Avoid smoking. The chemicals from tobacco may harm your blood vessels and contribute to atherosclerosis. Smoking is one of the greatest risk factors that is associated with heart disease, and your risk increases with the frequency and longevity of your smoking. If you already have or are at risk for high blood pressure, the carbon monoxide from cigarettes lowers your blood oxygen levels and further raises your blood pressure. No matter how many times you have attempted quitting, it is well worth your effort to keep at it. Removing quitting makes a significant improvement towards a healthier heart.
- Weight Management. Maintaining a healthy weight is very helpful for preventing heart disease. Specifically, keeping weight off of your midsection is important since extra weight around your abdomen is correlated with higher blood sugar, higher blood pressure and higher chances of heart disease. If you carry weight in your middle, or struggle with being overweight, discuss with your doctor what to address and how. For some, stress and poor diet are the issues to tackle, while for others a health condition or certain medications could be behind the extra weight.
- High Quality Sleep. Last but not least, don't forget how crucial sleep is to your health.

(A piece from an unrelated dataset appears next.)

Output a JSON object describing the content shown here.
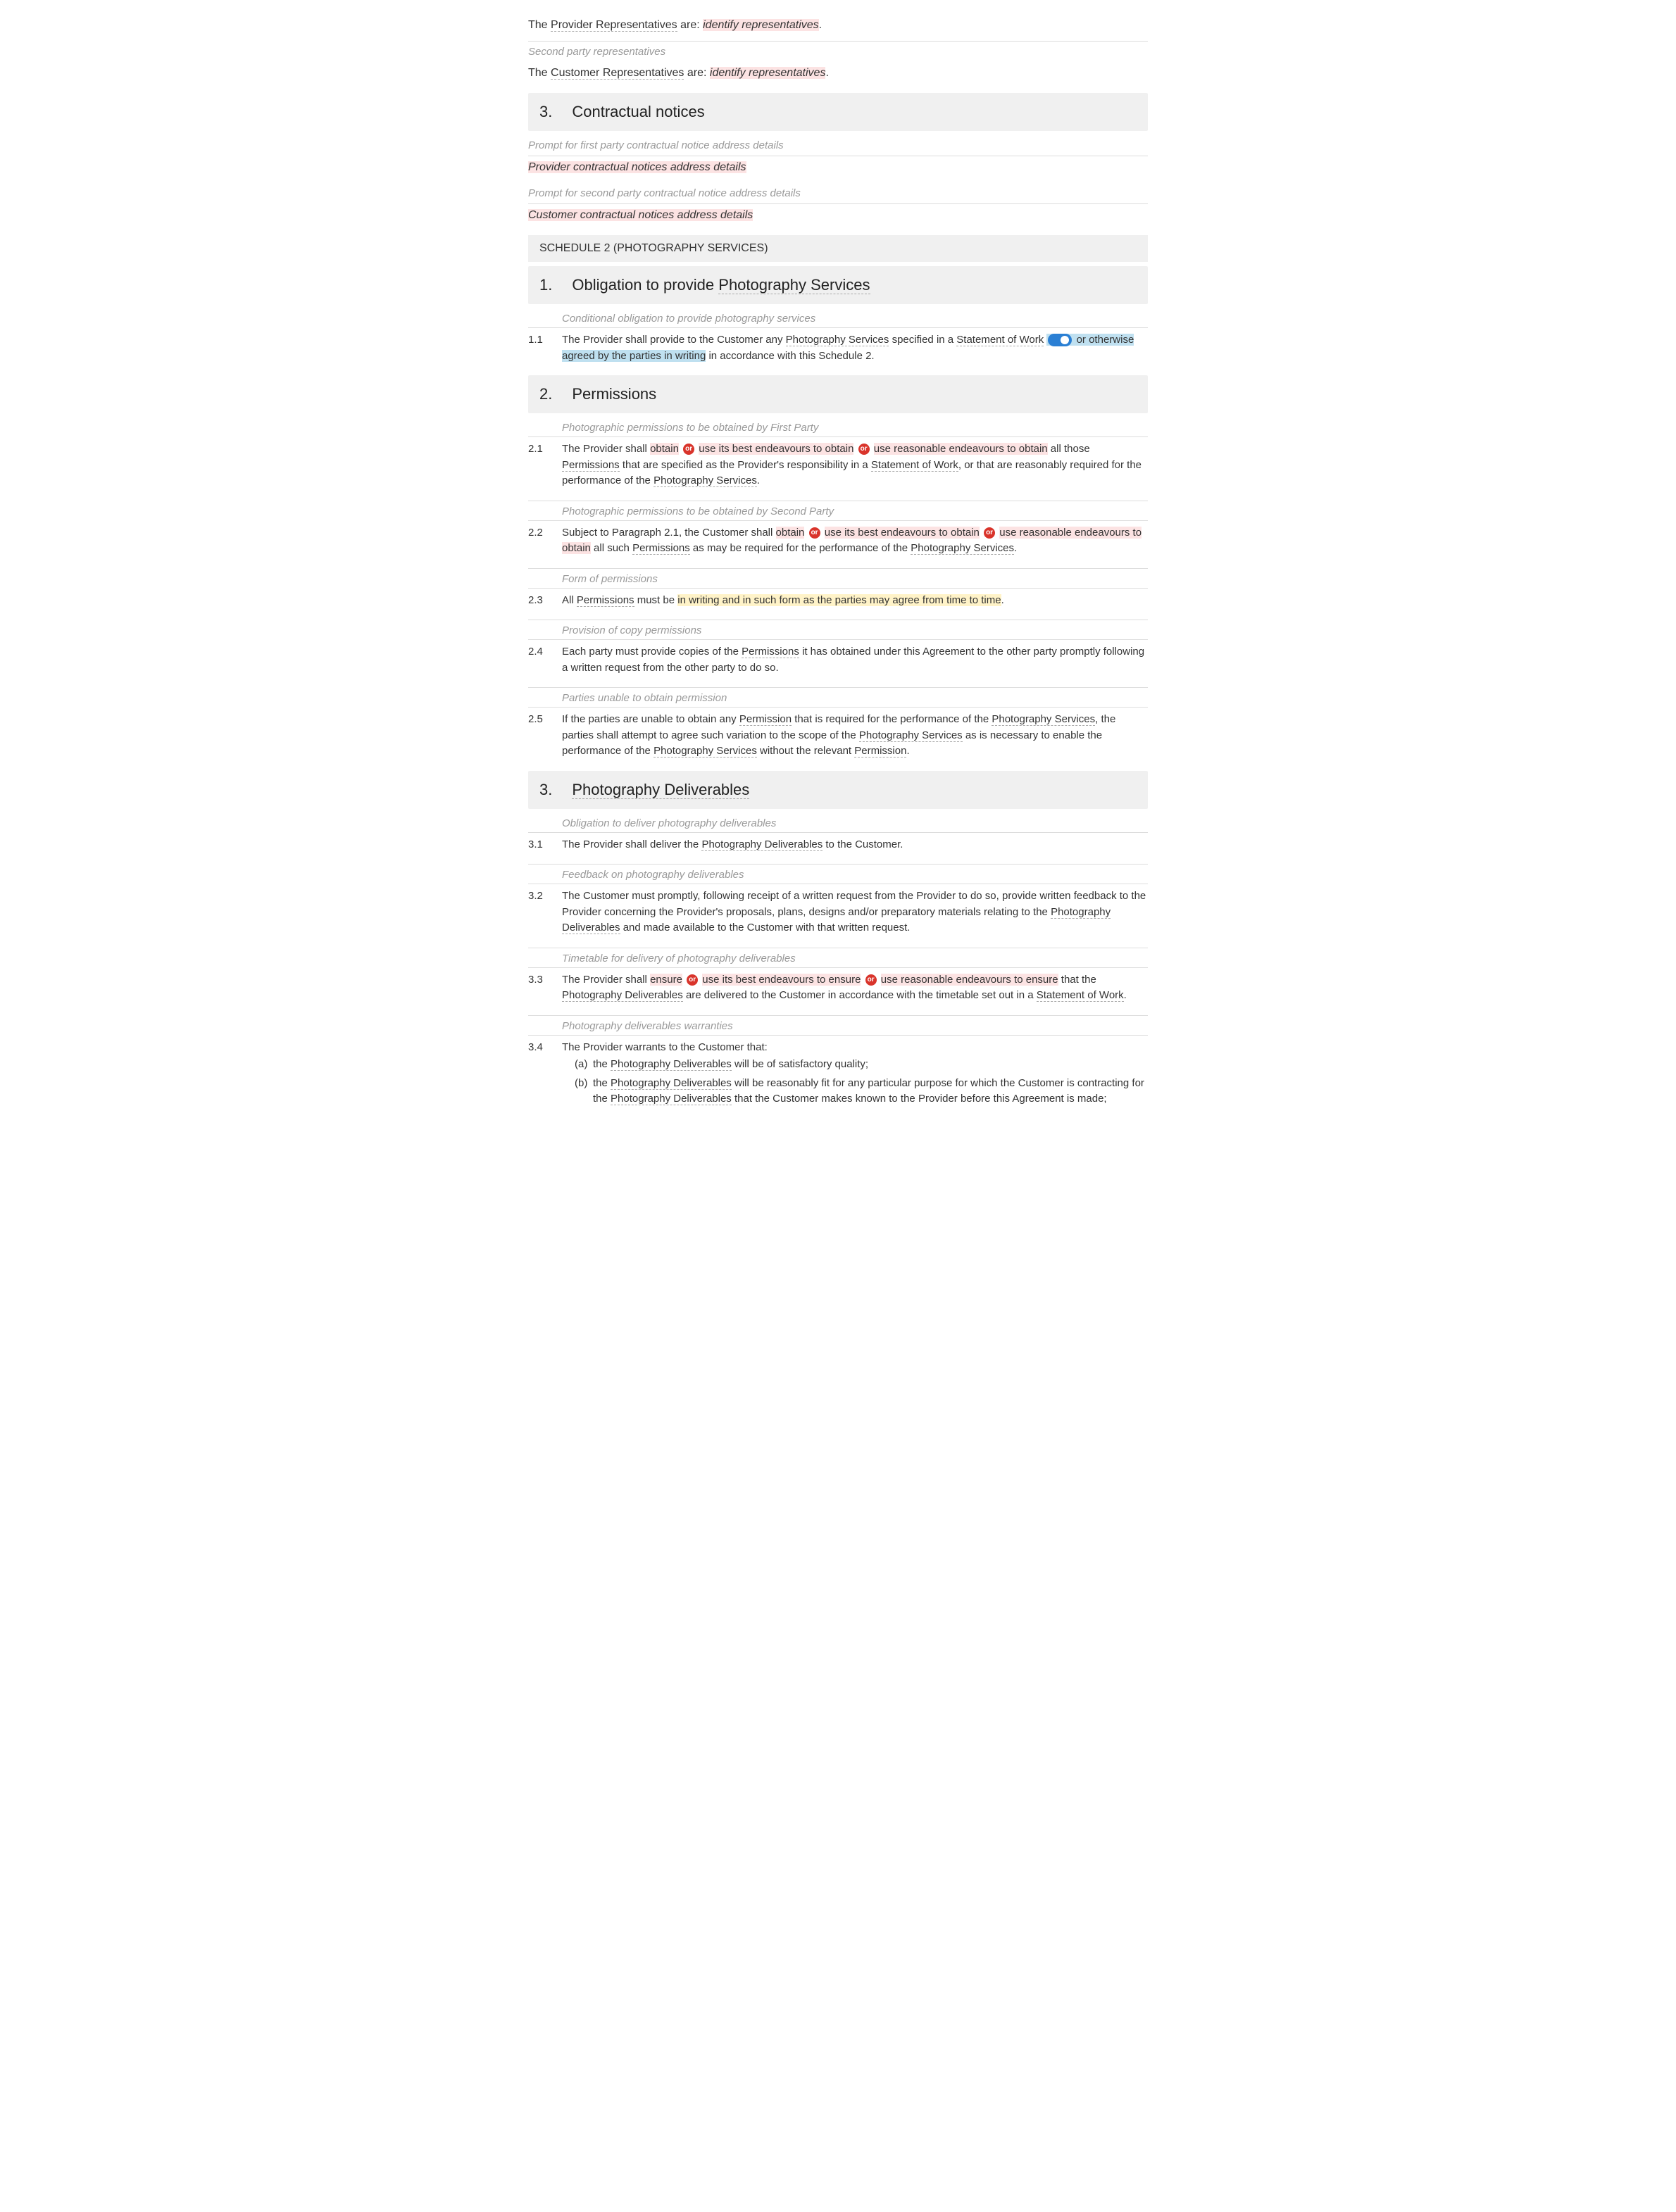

A lack of sleep (both hours and quality) affects your hormones, appetite, stress levels, and puts you at a higher risk for weight gain, diabetes, depression, and heart attack. Typically, adults need 7-9 hours of sleep every night. If you have trouble reaching those hours, assess what factors you can change to create a better sleep environment.
We hope that these 5 points have given you an idea of what area(s) you can make healthy changes to. Talk to your doctor about the right heart health plan for you. Depending on what health conditions you are managing, your doctor may prescribe medication or suggest a certain area to focus on to improve your heart health.